Weitere Entlassungen bei S.Oliver: 200 Stellen werden gestrichen

Nach einer ersten Entlassungswelle muss der Bekleidungskonzern S.Oliver angesichts von gesunkenen Umsatzprognosen weitere Stellen abbauen.

”Die S.Oliver Group muss sich von weiteren 200 Mitarbeitern aus nahezu allen Fachbereichen trennen, der Großteil davon in Rottendorf”, teilte das Unternehmen am Donnerstag mit. Dieser Schritt sei notwendig geworden, um die Kostenstruktur an die stark gesunkene Umsatzprognose angesichts der Corona-Krise sowie an strukturelle Veränderungen in der Branche anzupassen.

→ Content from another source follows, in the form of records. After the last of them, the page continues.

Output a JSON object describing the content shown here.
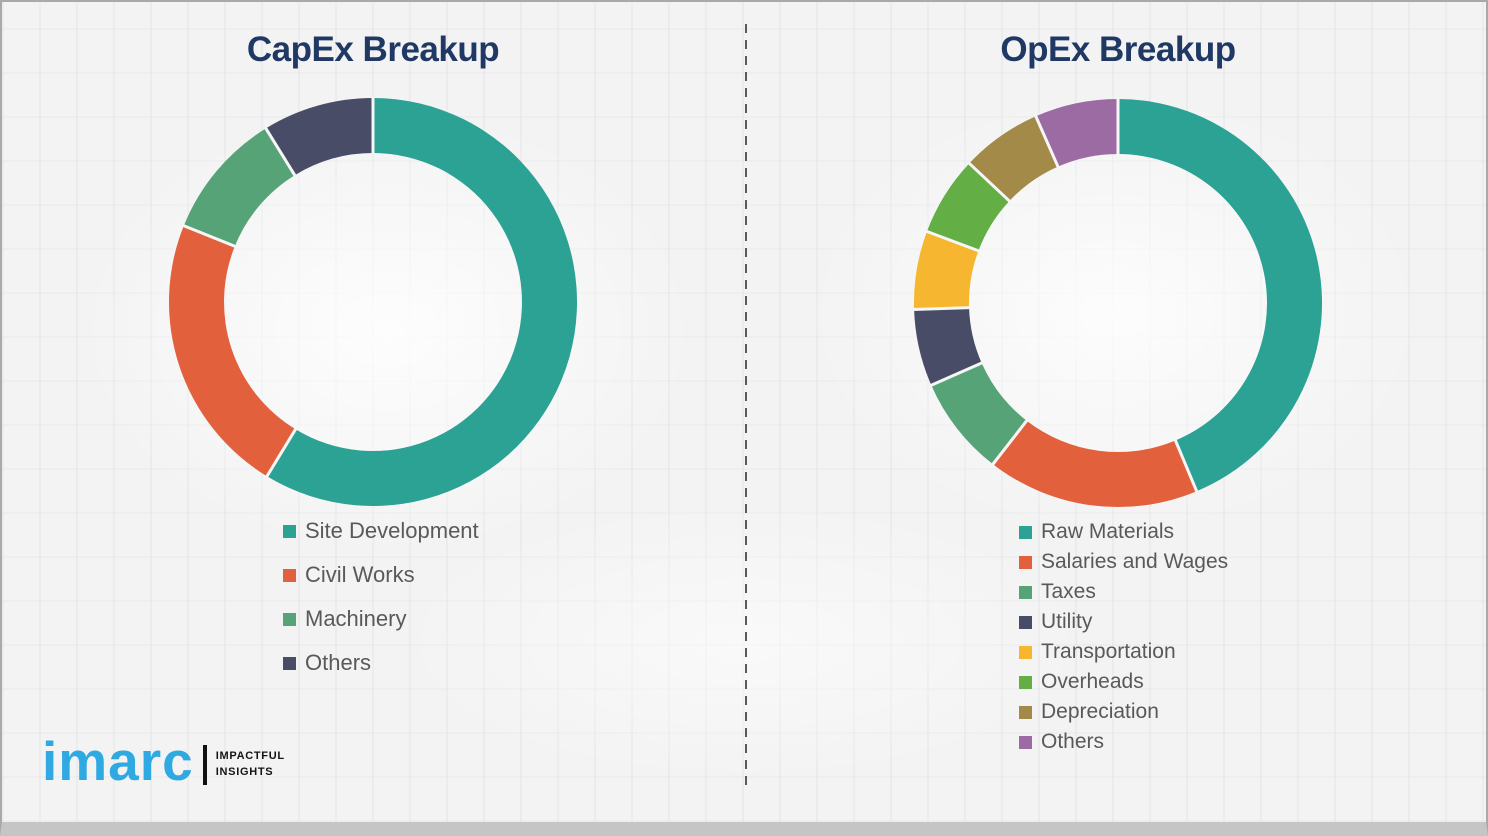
{
  "page": {
    "background_color": "#f3f3f4",
    "divider_color": "#595959",
    "title_color": "#1f3864",
    "legend_text_color": "#595959"
  },
  "chart_data": [
    {
      "type": "pie",
      "subtype": "donut",
      "title": "CapEx Breakup",
      "labels": [
        "Site Development",
        "Civil Works",
        "Machinery",
        "Others"
      ],
      "values": [
        58.7,
        22.4,
        10.1,
        8.8
      ],
      "colors": [
        "#2ba294",
        "#e2603c",
        "#57a378",
        "#484c66"
      ],
      "start_angle_deg": 0,
      "direction": "clockwise",
      "inner_radius_ratio": 0.73,
      "legend_position": "below-left",
      "data_labels": "none"
    },
    {
      "type": "pie",
      "subtype": "donut",
      "title": "OpEx Breakup",
      "labels": [
        "Raw Materials",
        "Salaries and Wages",
        "Taxes",
        "Utility",
        "Transportation",
        "Overheads",
        "Depreciation",
        "Others"
      ],
      "values": [
        43.7,
        16.8,
        7.9,
        6.1,
        6.2,
        6.3,
        6.4,
        6.6
      ],
      "colors": [
        "#2ba294",
        "#e2603c",
        "#57a378",
        "#484c66",
        "#f6b62f",
        "#63ae45",
        "#a38a48",
        "#9c6ba4"
      ],
      "start_angle_deg": 0,
      "direction": "clockwise",
      "inner_radius_ratio": 0.73,
      "legend_position": "below-left",
      "data_labels": "none"
    }
  ],
  "logo": {
    "brand": "imarc",
    "brand_color": "#2fa9e1",
    "tagline_line1": "IMPACTFUL",
    "tagline_line2": "INSIGHTS"
  }
}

Verbliebene Arbeitsplätze sichern

Das Ziel des Unternehmens sei es, jetzt die verbleibenden knapp 6.000 Arbeitsplätze weltweit zu sichern. “Die Geschäftsführung hat die Entscheidung nicht leichtfertig getroffen, Alternativen wurden sorgfältig geprüft”, heißt es in der Mitteilung. Die Belegschaft und die betroffenen Mitarbeiter wurden bereits am Montag über die Maßnahme informiert.

Ende März hatte S.Oliver Strukturreformen angekündigt und plante laut Medienberichten rund 170 Mitarbeiter zu entlassen. Auch eine neue Strategie stellte das Unternehmen vor. Die Entwicklungszeiten neuer Kollektionen sollten verkürzt und Entscheidungsprozesse beschleunigt werden, teilte das Unternehmen damals mit.